Having problems solving this diff equation.

(1-x^2)y´+ xy = x for -1 < x < 1

I get the ínt factor to 1/(1-x^2)^0,5, But having problems after that.

Thank you.

2. Originally Posted by echo123
Having problems solving this diff equation.

(1-x^2)y´+ xy = x for -1 < x < 1

I get the ínt factor to 1/(1-x^2)^0,5, But having problems after that.

Thank you.
does post #21 here help?

3. Hello again

Not really,,I understand the general approach to solving a diff equation its just that I cant get the right side to be a single derivate. having problems there.

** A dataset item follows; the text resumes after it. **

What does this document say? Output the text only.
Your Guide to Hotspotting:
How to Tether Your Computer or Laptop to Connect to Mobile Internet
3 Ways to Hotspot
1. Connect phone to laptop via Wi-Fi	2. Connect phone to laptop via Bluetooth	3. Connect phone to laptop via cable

4. Im sorry, I meant the left side =)

5. Originally Posted by echo123
Hello again

Not really,,I understand the general approach to solving a diff equation its just that I cant get the right side to be a single derivate. having problems there.
ok, so following the steps exactly, you would end up with

$\displaystyle \frac 1{\sqrt{1 - x^2}}y' + \frac x{(1 - x^2)^{3/2}}y = \frac x{(1 - x^2)^{3/2}}$

again, just following the steps i outlined (we literally don't have to think about this if we know the steps by heart), this becomes

$\displaystyle \left( \frac 1{\sqrt{1 - x^2}}y\right)' = \frac x{(1 - x^2)^{3/2}}$

now integrate both sides and continue

look closely at the steps and see what is confusing you. the single derivative is simply the coefficient of y' times y.

6. Oh,, I did exatly that but I thought it was wrong. Thank you very much.

7. Originally Posted by echo123
Oh,, I did exatly that but I thought it was wrong. Thank you very much.
you're welcome

next time have more confidence in yourself and tell us what you did, so we can give you a pat on the back

8. I messed up when I multiplied the coefficient of y' and y. I Do that to check that im on the right track but this time it turned out bad =(.